VIII. Und was macht er anschließend? Er murmelt was von: „...und siehe, es war gut“, und ruht sich voller Selbstzufriedenheit aus, nennt es Sabbat und heilig, anstatt den ganzen Schlamassel irgendwo zu verstecken, wo ihn keiner findet.
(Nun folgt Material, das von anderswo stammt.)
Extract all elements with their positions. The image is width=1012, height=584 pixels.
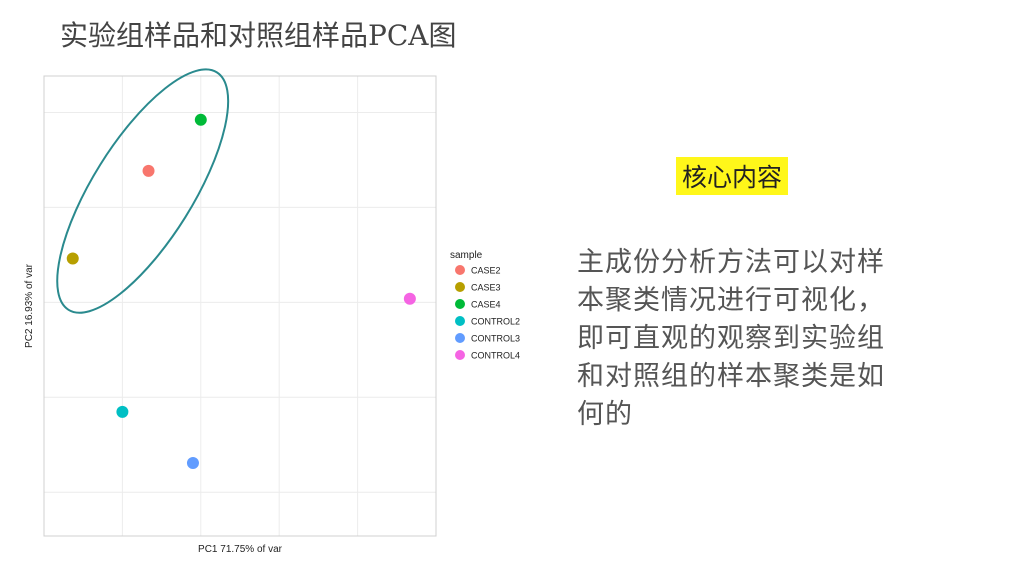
legend-label-case4: CASE4	[471, 300, 501, 310]
data-point-case2	[142, 164, 155, 177]
data-point-case3	[66, 252, 79, 265]
legend-swatch-case2	[455, 265, 465, 275]
data-point-control3	[186, 456, 199, 469]
y-axis-label: PC2 16.93% of var	[24, 263, 35, 348]
x-axis-label: PC1 71.75% of var	[198, 544, 283, 555]
case-group-ellipse	[56, 68, 230, 314]
legend-label-control3: CONTROL3	[471, 334, 520, 344]
panel-border	[43, 75, 437, 537]
legend-swatch-control3	[455, 333, 465, 343]
grid	[44, 76, 436, 536]
legend-label-case3: CASE3	[471, 283, 501, 293]
legend-label-control4: CONTROL4	[471, 351, 520, 361]
legend-swatch-control2	[455, 316, 465, 326]
legend-label-case2: CASE2	[471, 266, 501, 276]
legend-label-control2: CONTROL2	[471, 317, 520, 327]
data-point-case4	[194, 113, 207, 126]
slide-title: 实验组样品和对照组样品PCA图	[60, 19, 457, 52]
legend-swatch-control4	[455, 350, 465, 360]
data-points	[66, 113, 416, 469]
legend-title: sample	[450, 250, 483, 261]
pca-scatter-chart: PC1 71.75% of var PC2 16.93% of var samp…	[24, 68, 520, 555]
legend: sample CASE2 CASE3 CASE4 CONTROL2 CONTROL3 CO…	[450, 250, 520, 361]
key-content-highlight: 核心内容	[676, 157, 789, 195]
data-point-control4	[403, 292, 416, 305]
explanation-text: 主成份分析方法可以对样本聚类情况进行可视化，即可直观的观察到实验组和对照组的样本…	[577, 247, 885, 430]
legend-swatch-case4	[455, 299, 465, 309]
legend-swatch-case3	[455, 282, 465, 292]
data-point-control2	[116, 405, 129, 418]
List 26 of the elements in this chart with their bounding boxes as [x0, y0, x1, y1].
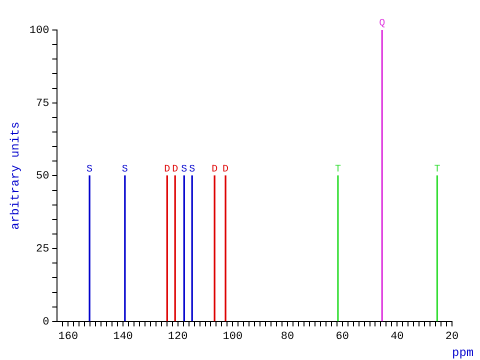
- x-tick-label: 20: [445, 330, 459, 343]
- series-label: T: [334, 164, 341, 176]
- series-label: S: [189, 164, 196, 176]
- y-tick-label: 25: [36, 243, 50, 256]
- y-axis-title: arbitrary units: [8, 122, 22, 230]
- text: D: [164, 164, 170, 176]
- x-tick-label: 140: [113, 330, 133, 343]
- x-tick-label: 100: [222, 330, 243, 343]
- y-tick-label: 50: [36, 170, 50, 183]
- x-tick-label: 80: [280, 330, 294, 343]
- text: S: [86, 164, 93, 176]
- text: D: [222, 164, 229, 176]
- x-tick-label: 60: [336, 330, 349, 343]
- y-tick-label: 75: [36, 98, 50, 110]
- x-axis-title: ppm: [452, 346, 474, 360]
- text: S: [122, 164, 128, 176]
- x-tick-label: 160: [58, 330, 78, 343]
- y-tick-label: 100: [29, 24, 50, 37]
- text: T: [434, 164, 440, 176]
- text: S: [181, 164, 188, 176]
- y-tick-label: 0: [42, 316, 50, 328]
- x-tick-label: 40: [390, 330, 404, 343]
- x-tick-label: 120: [168, 330, 188, 343]
- text: D: [212, 164, 218, 176]
- series-label: Q: [379, 18, 386, 30]
- series-label: D: [172, 164, 178, 176]
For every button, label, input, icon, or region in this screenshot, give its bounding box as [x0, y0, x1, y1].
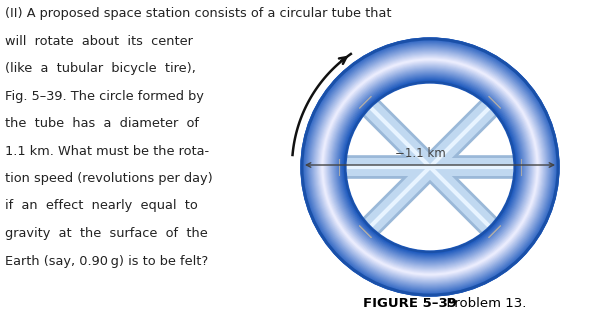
Circle shape — [302, 39, 558, 295]
Text: will  rotate  about  its  center: will rotate about its center — [5, 34, 193, 48]
Text: Earth (say, 0.90 g) is to be felt?: Earth (say, 0.90 g) is to be felt? — [5, 254, 209, 268]
Text: (II) A proposed space station consists of a circular tube that: (II) A proposed space station consists o… — [5, 7, 391, 20]
Text: gravity  at  the  surface  of  the: gravity at the surface of the — [5, 227, 208, 240]
Text: if  an  effect  nearly  equal  to: if an effect nearly equal to — [5, 200, 198, 213]
Text: the  tube  has  a  diameter  of: the tube has a diameter of — [5, 117, 199, 130]
Text: Fig. 5–39. The circle formed by: Fig. 5–39. The circle formed by — [5, 90, 204, 102]
Text: −1.1 km: −1.1 km — [395, 147, 445, 160]
Text: FIGURE 5–39: FIGURE 5–39 — [363, 297, 457, 310]
Circle shape — [345, 82, 515, 252]
Text: (like  a  tubular  bicycle  tire),: (like a tubular bicycle tire), — [5, 62, 196, 75]
Circle shape — [345, 82, 515, 252]
Text: 1.1 km. What must be the rota-: 1.1 km. What must be the rota- — [5, 145, 209, 157]
Text: Problem 13.: Problem 13. — [438, 297, 526, 310]
Text: tion speed (revolutions per day): tion speed (revolutions per day) — [5, 172, 213, 185]
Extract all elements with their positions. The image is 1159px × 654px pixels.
Opa stopft sich ein erneutes Pfeifchen. Markus überlegt, ob er sich nicht auch das Rauchen angewöhnen sollte, Alice denkt: ‚Ableger, Zwitter, Klonen, Zellteilung…“
Dann hebt Opa an zu sprechen und Ozymandias hätte beschämt geschwiegen. „Wir packen dieses Exemplar einfach wieder weg. Muss ja keiner vorgesagt bekommen, was er selber schlussfolgern könnte, wenn er nur etwas nachdenken würde. Markus? Da neben dir steht ein Entropiebehälter. Dort entsorgen wir dieses blasphemische Exemplar für kommende Generationen. Diese Wahrheit ist zu unbedeutend. Sie macht die Welt nicht besser und es besteht immerhin die Möglichkeit, dass die Welt dadurch schlechter werden könnte.“
Markus tut wie geheißen und Alice schnaubt verächtlich. „Opa, du mogelst schon wieder enorm. Die Wahrheit, die reine Wahrheit und nichts als die Wahrheit …?“
„… so wahr ich ihr helfe…“
Zehn Weise können nicht einen Idioten ersetzen!